Violence at iPhone plant in China: Foxconn offers staff $1,400 to leave

Foxconn Technology Group is reportedly offering $1,400 ( 1,14,354) to any workers who choose to leave in order to appease the disgruntled new hires who played a central role in violent protests that rocked the world’s largest iPhone factory on Wednesday.  The workers clashed with security personnel over pay and living conditions at the plant. The sum will be paid in two installments, according to Bloomberg news agency.

The incentive, which in general exceeds a month’s wages for Foxconn’s blue-collar staff, is likely to placate some employees who staged a rare violent protest that trained a spotlight on the economic and social toll of Chinese President Xi Jinping’s Covid Zero strategy.

Hundreds of workers clashed with the security personnel as tensions boiled over after almost a month under tough restrictions intended to quash a Covid outbreak.

As per the news agency, one of the reasons behind the unrest is that workers found out they wouldn’t receive the higher wages they had been promised unless they stayed at the factory through March.

The $1400 payment would compensate people unhappy with that restriction for their travel back home.

Hundreds of workers joined protests at Foxconn’s flagship iPhone plant in China, with some men smashing surveillance cameras and windows, footage uploaded on social media showed. The rare scenes of open dissent in China mark an escalation of unrest at the massive factory in Zhengzhou city that has come to symbolise a dangerous build-up in frustration with the country’s ultra-severe Covid rules.

The trigger for the protests appeared to be a plan to delay bonus payments, many of the demonstrators said on Livestream feeds. “Give us our pay!”, chanted workers surrounded by people in full hazmat suits, some carrying batons, according to footage from one video. Other footage showed tear gas being deployed and workers taking down quarantine barriers. Some workers had complained they were forced to share dormitories with colleagues who had tested positive for Covid-19.

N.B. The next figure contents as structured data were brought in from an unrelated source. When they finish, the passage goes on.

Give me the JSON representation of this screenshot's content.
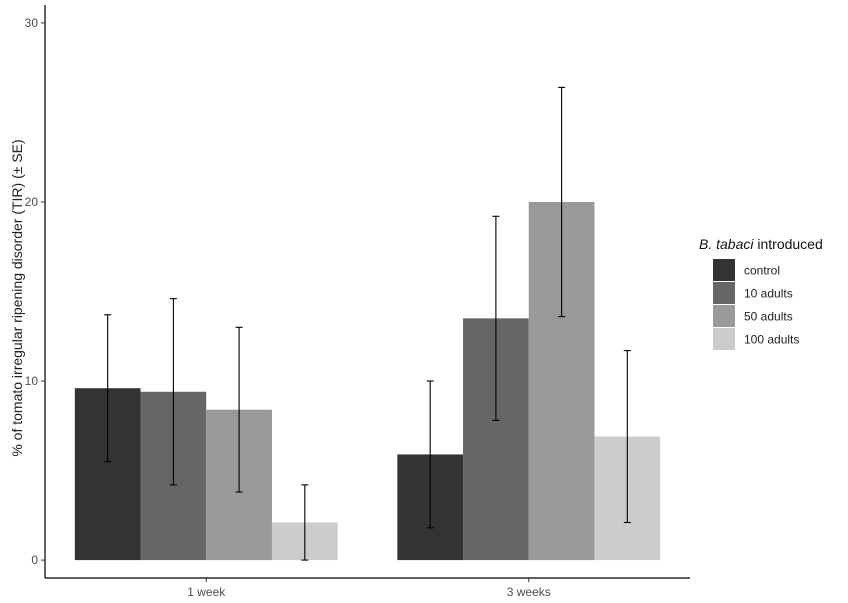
{
  "chart_data": {
    "type": "bar",
    "ylabel": "% of tomato irregular ripening disorder (TIR) (± SE)",
    "xlabel": "",
    "ylim": [
      -1,
      31
    ],
    "yticks": [
      0,
      10,
      20,
      30
    ],
    "categories": [
      "1 week",
      "3 weeks"
    ],
    "legend": {
      "title_italic": "B. tabaci",
      "title_rest": " introduced",
      "placement": "right"
    },
    "series": [
      {
        "name": "control",
        "color": "#333333",
        "values": [
          9.6,
          5.9
        ],
        "errors": [
          4.1,
          4.1
        ]
      },
      {
        "name": "10 adults",
        "color": "#666666",
        "values": [
          9.4,
          13.5
        ],
        "errors": [
          5.2,
          5.7
        ]
      },
      {
        "name": "50 adults",
        "color": "#999999",
        "values": [
          8.4,
          20.0
        ],
        "errors": [
          4.6,
          6.4
        ]
      },
      {
        "name": "100 adults",
        "color": "#cccccc",
        "values": [
          2.1,
          6.9
        ],
        "errors": [
          2.1,
          4.8
        ]
      }
    ],
    "grid": false
  }
}
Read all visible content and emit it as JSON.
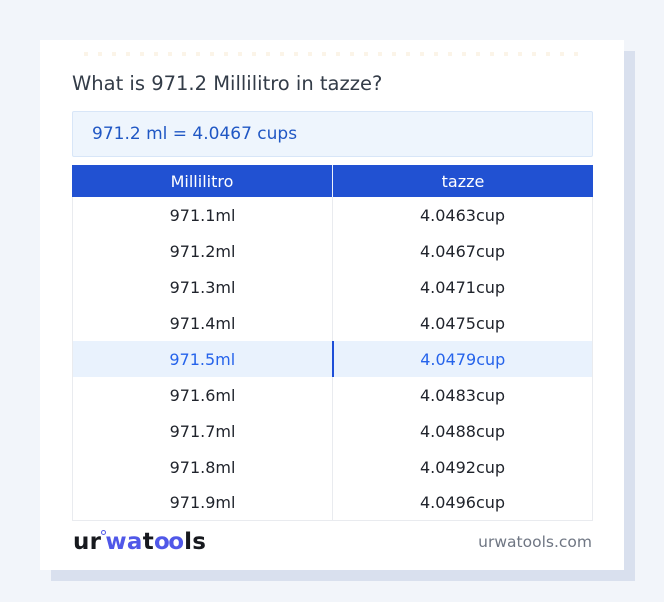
{
  "page": {
    "title": "What is 971.2 Millilitro in tazze?",
    "result_text": "971.2 ml = 4.0467 cups"
  },
  "table": {
    "columns": {
      "from": "Millilitro",
      "to": "tazze"
    },
    "rows": [
      {
        "ml": "971.1ml",
        "cup": "4.0463cup",
        "highlight": false
      },
      {
        "ml": "971.2ml",
        "cup": "4.0467cup",
        "highlight": false
      },
      {
        "ml": "971.3ml",
        "cup": "4.0471cup",
        "highlight": false
      },
      {
        "ml": "971.4ml",
        "cup": "4.0475cup",
        "highlight": false
      },
      {
        "ml": "971.5ml",
        "cup": "4.0479cup",
        "highlight": true
      },
      {
        "ml": "971.6ml",
        "cup": "4.0483cup",
        "highlight": false
      },
      {
        "ml": "971.7ml",
        "cup": "4.0488cup",
        "highlight": false
      },
      {
        "ml": "971.8ml",
        "cup": "4.0492cup",
        "highlight": false
      },
      {
        "ml": "971.9ml",
        "cup": "4.0496cup",
        "highlight": false
      }
    ]
  },
  "footer": {
    "logo": {
      "p1": "ur",
      "p2": "wa",
      "p3": "t",
      "p4": "oo",
      "p5": "ls"
    },
    "site": "urwatools.com"
  },
  "colors": {
    "page_background": "#f2f5fa",
    "card_background": "#ffffff",
    "card_shadow": "#d9e0ee",
    "table_header": "#2151d2",
    "result_box_background": "#eef5fd",
    "result_box_border": "#d8e6f8",
    "result_text": "#2057c4",
    "highlight_row_background": "#e9f2fd",
    "highlight_row_text": "#2563eb",
    "highlight_divider": "#1d4ed8",
    "logo_accent": "#5058e8"
  }
}
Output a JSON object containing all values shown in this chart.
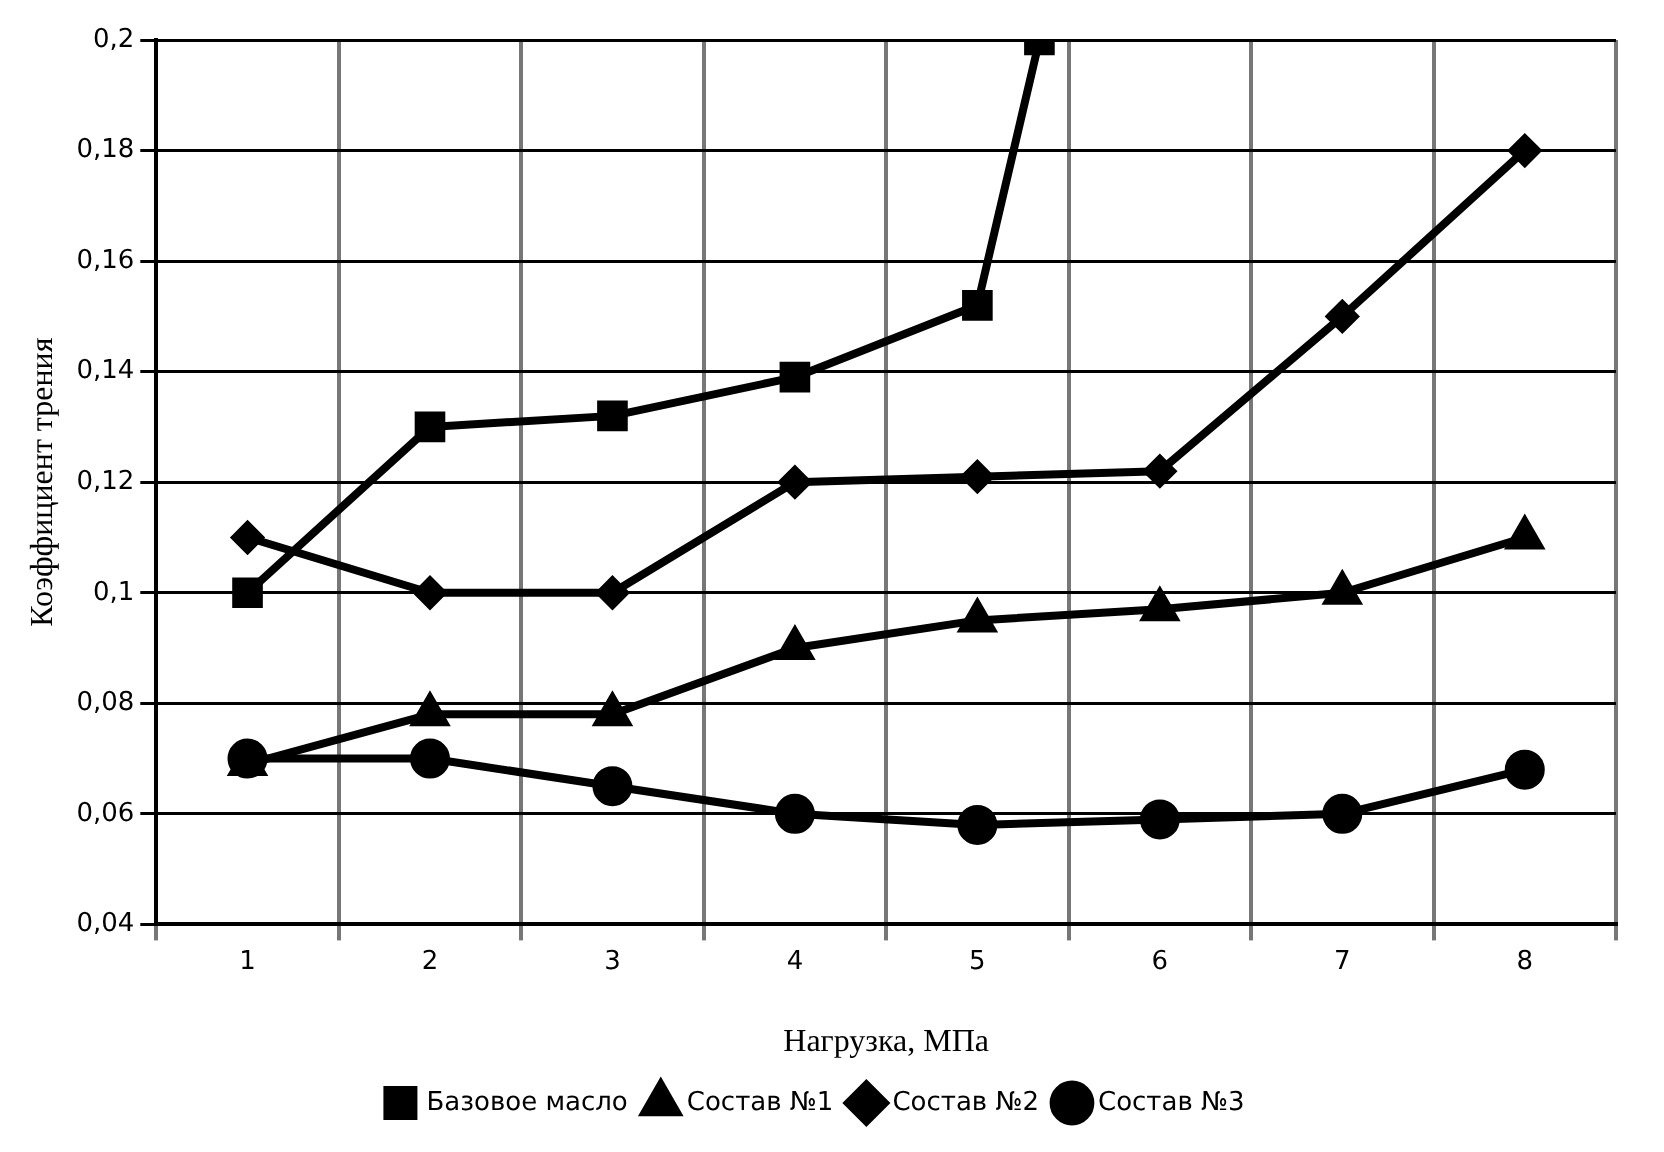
{
  "chart_data": {
    "type": "line",
    "xlabel": "Нагрузка, МПа",
    "ylabel": "Коэффициент трения",
    "x": [
      1,
      2,
      3,
      4,
      5,
      6,
      7,
      8
    ],
    "series": [
      {
        "name": "Базовое масло",
        "color": "#000000",
        "marker": "square",
        "x": [
          1,
          2,
          3,
          4,
          5,
          5.34
        ],
        "values": [
          0.1,
          0.13,
          0.132,
          0.139,
          0.152,
          0.2
        ]
      },
      {
        "name": "Состав №1",
        "color": "#000000",
        "marker": "triangle",
        "values": [
          0.069,
          0.078,
          0.078,
          0.09,
          0.095,
          0.097,
          0.1,
          0.11
        ]
      },
      {
        "name": "Состав №2",
        "color": "#000000",
        "marker": "diamond",
        "values": [
          0.11,
          0.1,
          0.1,
          0.12,
          0.121,
          0.122,
          0.15,
          0.18
        ]
      },
      {
        "name": "Состав №3",
        "color": "#000000",
        "marker": "circle",
        "values": [
          0.07,
          0.07,
          0.065,
          0.06,
          0.058,
          0.059,
          0.06,
          0.068
        ]
      }
    ],
    "xlim": [
      0.5,
      8.5
    ],
    "xticks": [
      {
        "value": 0.5,
        "label": null
      },
      1,
      {
        "value": 1.5,
        "label": null
      },
      2,
      {
        "value": 2.5,
        "label": null
      },
      3,
      {
        "value": 3.5,
        "label": null
      },
      4,
      {
        "value": 4.5,
        "label": null
      },
      5,
      {
        "value": 5.5,
        "label": null
      },
      6,
      {
        "value": 6.5,
        "label": null
      },
      7,
      {
        "value": 7.5,
        "label": null
      },
      8,
      {
        "value": 8.5,
        "label": null
      }
    ],
    "ylim": [
      0.04,
      0.2
    ],
    "yticks": [
      {
        "value": 0.04,
        "label": "0,04"
      },
      {
        "value": 0.06,
        "label": "0,06"
      },
      {
        "value": 0.08,
        "label": "0,08"
      },
      {
        "value": 0.1,
        "label": "0,1"
      },
      {
        "value": 0.12,
        "label": "0,12"
      },
      {
        "value": 0.14,
        "label": "0,14"
      },
      {
        "value": 0.16,
        "label": "0,16"
      },
      {
        "value": 0.18,
        "label": "0,18"
      },
      {
        "value": 0.2,
        "label": "0,2"
      }
    ],
    "grid": true,
    "legend": "bottom"
  }
}
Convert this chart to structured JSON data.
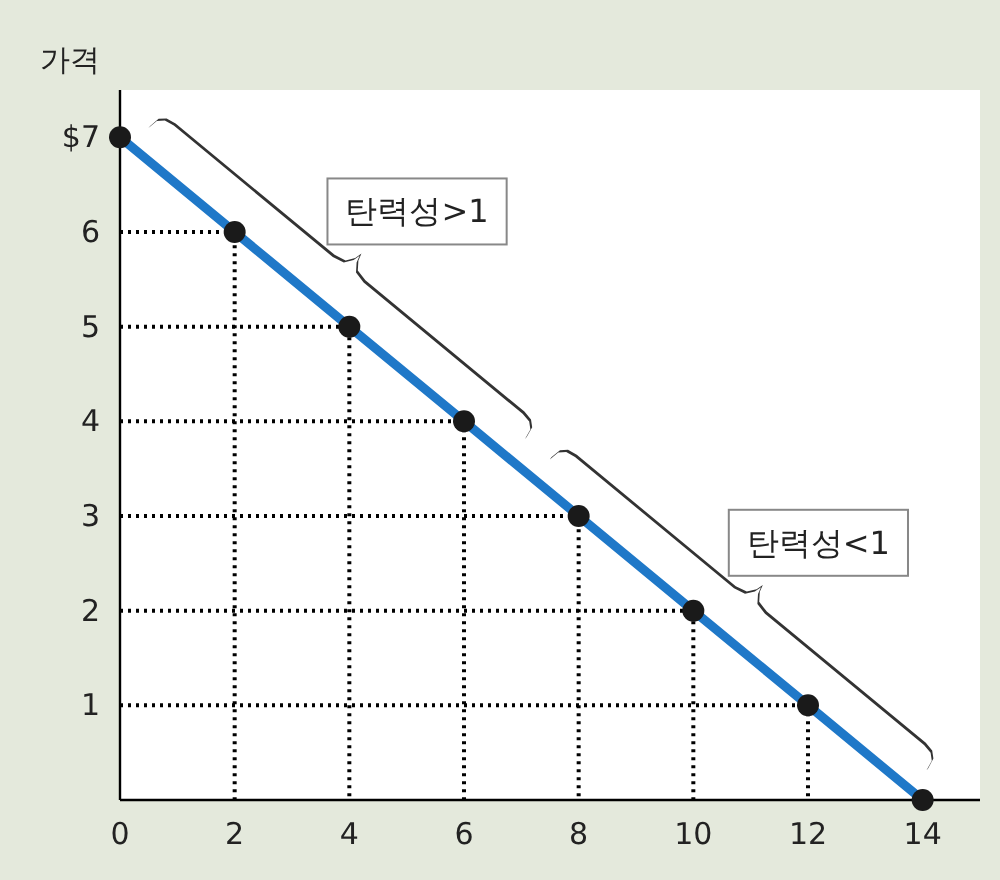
{
  "chart_data": {
    "type": "line",
    "ylabel": "가격",
    "x": [
      0,
      2,
      4,
      6,
      8,
      10,
      12,
      14
    ],
    "series": [
      {
        "color": "#1f78c8",
        "values": [
          7,
          6,
          5,
          4,
          3,
          2,
          1,
          0
        ],
        "marker": "circle",
        "line_style": "solid"
      },
      {
        "color": "#000000",
        "x": [
          0,
          2,
          2
        ],
        "values": [
          6,
          6,
          0
        ],
        "marker": "none",
        "line_style": "dotted"
      },
      {
        "color": "#000000",
        "x": [
          0,
          4,
          4
        ],
        "values": [
          5,
          5,
          0
        ],
        "marker": "none",
        "line_style": "dotted"
      },
      {
        "color": "#000000",
        "x": [
          0,
          6,
          6
        ],
        "values": [
          4,
          4,
          0
        ],
        "marker": "none",
        "line_style": "dotted"
      },
      {
        "color": "#000000",
        "x": [
          0,
          8,
          8
        ],
        "values": [
          3,
          3,
          0
        ],
        "marker": "none",
        "line_style": "dotted"
      },
      {
        "color": "#000000",
        "x": [
          0,
          10,
          10
        ],
        "values": [
          2,
          2,
          0
        ],
        "marker": "none",
        "line_style": "dotted"
      },
      {
        "color": "#000000",
        "x": [
          0,
          12,
          12
        ],
        "values": [
          1,
          1,
          0
        ],
        "marker": "none",
        "line_style": "dotted"
      }
    ],
    "xlim": [
      0,
      15
    ],
    "ylim": [
      0,
      7.5
    ],
    "xticks": [
      0,
      2,
      4,
      6,
      8,
      10,
      12,
      14
    ],
    "yticks": [
      1,
      2,
      3,
      4,
      5,
      6,
      {
        "value": 7,
        "label": "$7"
      }
    ],
    "annotations": [
      {
        "text": "탄력성>1",
        "x": 3.5,
        "y": 5.25
      },
      {
        "text": "탄력성<1",
        "x": 10.5,
        "y": 1.75
      }
    ]
  }
}
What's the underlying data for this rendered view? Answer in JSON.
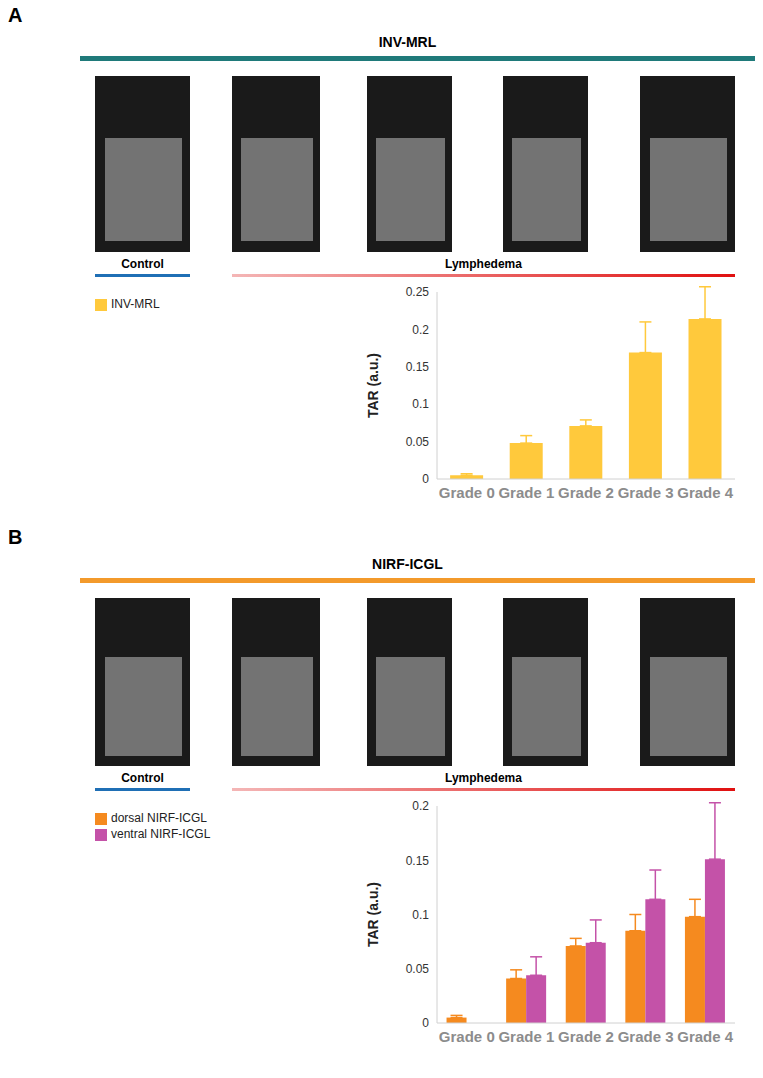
{
  "chart_data": [
    {
      "panel": "A",
      "type": "bar",
      "title": "INV-MRL",
      "title_color": "#1f7a7a",
      "annotations": [
        "Control",
        "Lymphedema"
      ],
      "categories": [
        "Grade 0",
        "Grade 1",
        "Grade 2",
        "Grade 3",
        "Grade 4"
      ],
      "series": [
        {
          "name": "INV-MRL",
          "color": "#ffc93c",
          "values": [
            0.005,
            0.048,
            0.071,
            0.169,
            0.214
          ],
          "errors": [
            0.002,
            0.01,
            0.008,
            0.041,
            0.043
          ]
        }
      ],
      "y_label": "TAR (a.u.)",
      "ylim": [
        0,
        0.25
      ],
      "yticks": [
        0,
        0.05,
        0.1,
        0.15,
        0.2,
        0.25
      ],
      "grid": false,
      "legend": "top-left"
    },
    {
      "panel": "B",
      "type": "bar",
      "title": "NIRF-ICGL",
      "title_color": "#f39a2b",
      "annotations": [
        "Control",
        "Lymphedema"
      ],
      "categories": [
        "Grade 0",
        "Grade 1",
        "Grade 2",
        "Grade 3",
        "Grade 4"
      ],
      "series": [
        {
          "name": "dorsal NIRF-ICGL",
          "color": "#f58a1f",
          "values": [
            0.005,
            0.041,
            0.071,
            0.085,
            0.098
          ],
          "errors": [
            0.002,
            0.008,
            0.007,
            0.015,
            0.016
          ]
        },
        {
          "name": "ventral NIRF-ICGL",
          "color": "#c452a8",
          "values": [
            null,
            0.044,
            0.074,
            0.114,
            0.151
          ],
          "errors": [
            null,
            0.017,
            0.021,
            0.027,
            0.052
          ]
        }
      ],
      "y_label": "TAR (a.u.)",
      "ylim": [
        0,
        0.2
      ],
      "yticks": [
        0,
        0.05,
        0.1,
        0.15,
        0.2
      ],
      "grid": false,
      "legend": "top-left"
    }
  ]
}
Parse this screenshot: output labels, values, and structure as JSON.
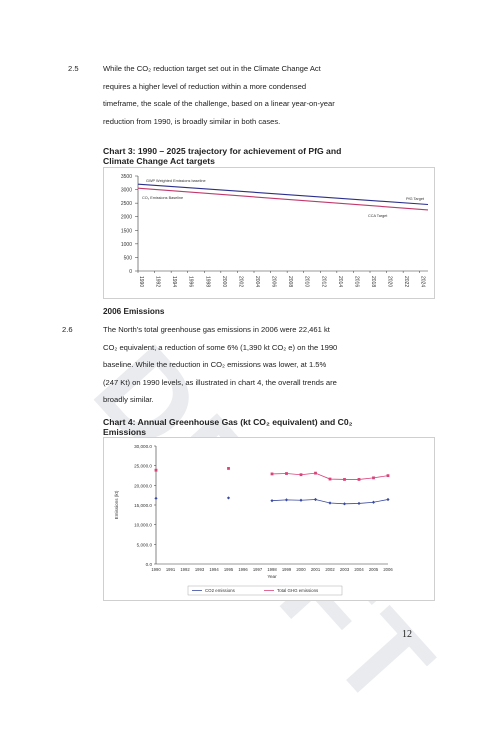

Mounting dissatisfaction among Foxconn’s ranks threatens to further disrupt production at a plant that cranks out the majority of Apple’s marquee devices for shipment around the world. The US company has already warned it will ship fewer devices than anticipated during the critical holiday quarter, while wait times for iPhones have ballooned in some cases to after Christmas.

Hours after the Zhengzhou violence, the local government announced “mobility controls” over parts of the city through 29 November– an effective lockdown that could hamper efforts to recruit new workers to replace those who leave.